Day 165 - MoveHeaderToFront Race Conditions Remain

The lock taken to move assets to the front of the LRU list protects only that particular node of the list. This is insufficient to prevent race conditions.

Given a list:
1
SENTINEL <-> A <-> B <-> C

To remove item B, I don't just modify B, I also modify A and C, to redirect their links. So a race exists between two threads that try to move consecutive items to the front at the same time.

Furthermore, a race exists between two threads that try to move *any* item, because moving to the front of the list modifies the sentinel node.

To properly protect the list from race conditions, ALL modifications to the list need to be serialized. The easiest solution would most likely be to lock the sentinel node itself.
I'm glad someone else caught that, I was really surprised that nobody in the Q&A seemed to have noticed that MoveHeaderToFront inherently is a function that needs to be mutex'd since it always operates on the sentinel and adjacent list entries as well as the header you're trying to move. So if two of those run concurrently you will end up with several broken scenarios, like two headers sitting in the same spot in the list, but the list only knowing about one of them, or knowing about one of them in the forward direction, but knowing about the other one in the backward direction. Then there's also the possibility of the list knowing about both of them in one direction but only one of them in the other.

An interesting thing about this bug though is that it doesn't really seem to permanently break things ever, since even if a header gets its links in the list overwritten by another header. The game still references to the header directly whenever it gets used and the header itself still links to a spot in the list. It might totally mess up the order of list entries whenever a deserted entry gets moved back to the front but it would never cause any crashes or obviously wrong behaviour, since it will generally still evict assets that haven't been used for a while it just won't evict some of them ever until they get used again and reinserted into the list.
Daverball
I was really surprised that nobody in the Q&A seemed to have noticed that MoveHeaderToFront inherently is a function that needs to be mutex'd since it always operates on the sentinel and adjacent list entries as well as the header you're trying to move

I think we were all just very sleepy :P

- Casey
Could we solve this problem by just using a singly linked list for the headers?

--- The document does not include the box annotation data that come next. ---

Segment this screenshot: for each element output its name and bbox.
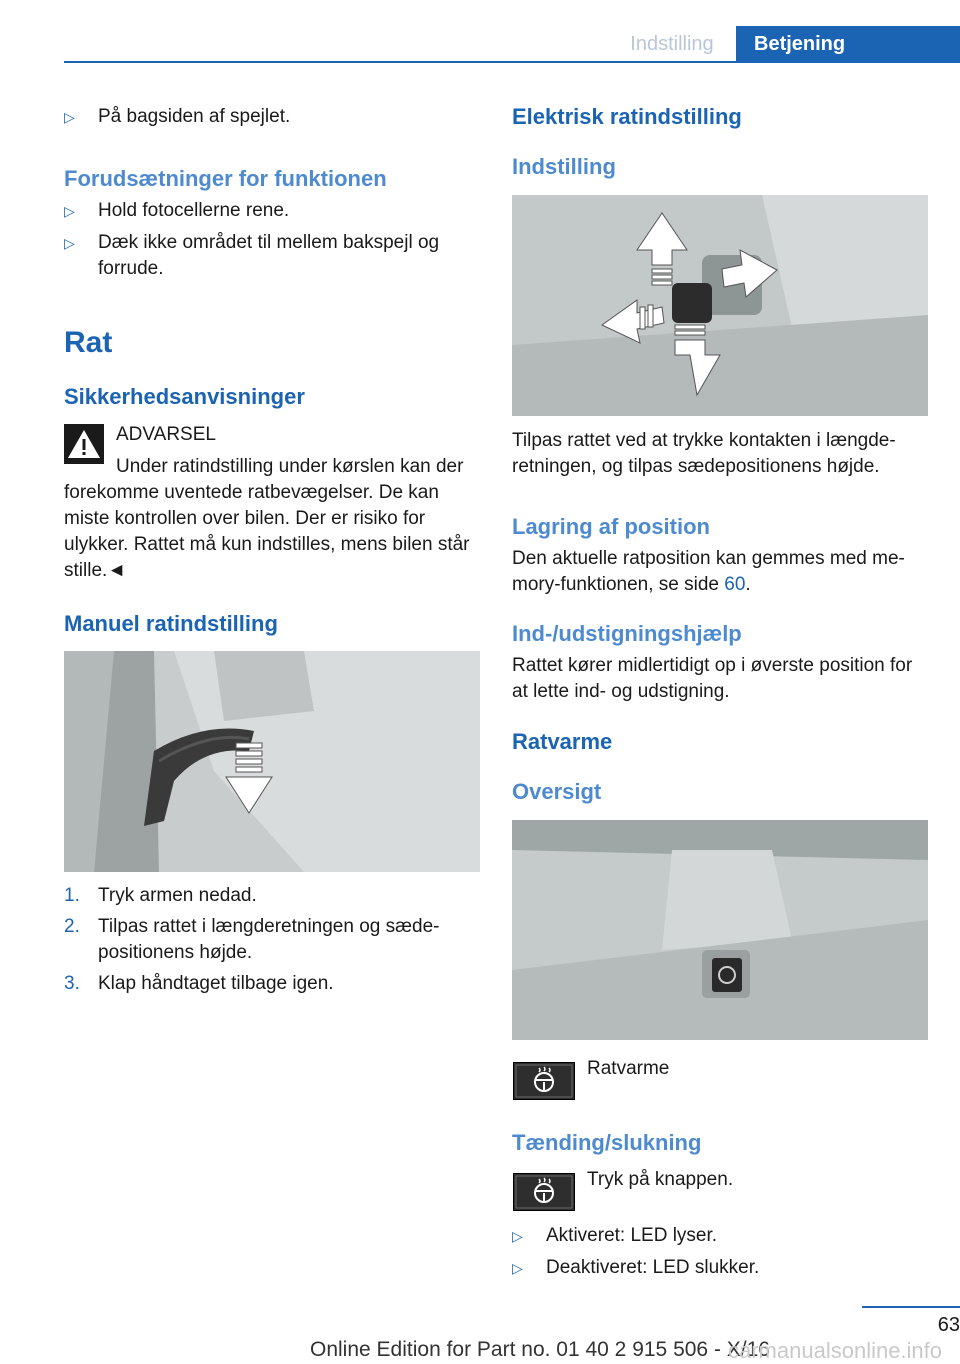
left-column (64, 104, 480, 130)
page-number: 63 (937, 1314, 960, 1336)
steering-wheel-heat-button-icon (513, 1173, 575, 1211)
header-chapter-tab: Betjening (736, 26, 960, 62)
header-rule (64, 61, 960, 63)
bullet-text: På bagsiden af spejlet. (98, 106, 291, 127)
step-item (64, 914, 480, 966)
list-item-text: Hold fotocellerne rene. (98, 200, 290, 221)
footer-rule (862, 1306, 960, 1308)
step-number: 3. (64, 973, 80, 994)
triangle-right-icon: ▷ (64, 235, 75, 251)
list-item (64, 230, 480, 282)
electric-adjust-illustration (512, 195, 928, 416)
entry-text: Rattet kører midlertidigt op i øverste position for at lette ind- og udstigning. (512, 655, 913, 702)
list-item-text: Aktiveret: LED lyser. (546, 1225, 718, 1246)
heat-button-image (512, 820, 928, 1040)
list-item-text: Dæk ikke området til mellem bakspejl og forrude. (98, 232, 440, 279)
triangle-right-icon: ▷ (64, 109, 75, 125)
heading-entry: Ind-/udstigningshjælp (512, 621, 742, 646)
adjust-text: Tilpas rattet ved at trykke kontakten i længderetningen, og tilpas sædepositionens højde. (512, 430, 896, 477)
heat-icon-label: Ratvarme (587, 1058, 670, 1079)
triangle-right-icon: ▷ (512, 1228, 523, 1244)
header-section-tab: Indstilling (630, 33, 714, 55)
step-number: 1. (64, 885, 80, 906)
step-text: Tilpas rattet i længderetningen og sædepositionens højde. (98, 916, 440, 963)
heading-safety: Sikkerhedsanvisninger (64, 384, 305, 409)
heading-overview: Oversigt (512, 779, 602, 804)
heading-manual: Manuel ratindstilling (64, 611, 278, 636)
heading-prereq: Forudsætninger for funktionen (64, 166, 387, 191)
electric-adjust-image (512, 195, 928, 416)
heading-electric: Elektrisk ratindstilling (512, 104, 742, 129)
heading-onoff: Tænding/slukning (512, 1130, 702, 1155)
step-text: Klap håndtaget tilbage igen. (98, 973, 334, 994)
step-item (64, 971, 480, 997)
heat-button-illustration (512, 820, 928, 1040)
list-item (512, 1255, 928, 1281)
warning-text: Under ratindstilling under kørslen kan der forekomme uventede ratbevægelser. De kan miste kontrollen over bilen. Der er risiko for ulykker. Rattet må kun indstilles, mens bilen står stille.◄ (64, 456, 470, 581)
watermark: carmanualsonline.info (728, 1338, 943, 1363)
step-item (64, 883, 480, 909)
manual-lever-image (64, 651, 480, 872)
memory-text-pre: Den aktuelle ratposition kan gemmes med memory-funktionen, se side (512, 548, 905, 595)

We could lock the node we are trying to remove and the next node after it. Then we would just have to memcpy the next node into the node being removed.

Adding the header back into the list would just be an interlockedcompareexchange then because you just need to swap one pointer value.

Edited by Vik on
Maybe the "buffering operations on the list" idea Casey had somewhere in the middle of the brainstorming wasn't that bad: That way operations on the ordered list would be sort of asynchronous, and only at some particular times one of the threads would lock the list and drain the buffer putting everything in order.

About the original bug, one possible simple solution could be to mark assets as used on the current frame with just a frame counter. That way you won't evict an asset you just requested for this frame. You can still evict assets that you are going to need later if they are requested after the eviction, but you'd just reload them when requested , which shouldn't be too bad if we agree that it should be a rare event.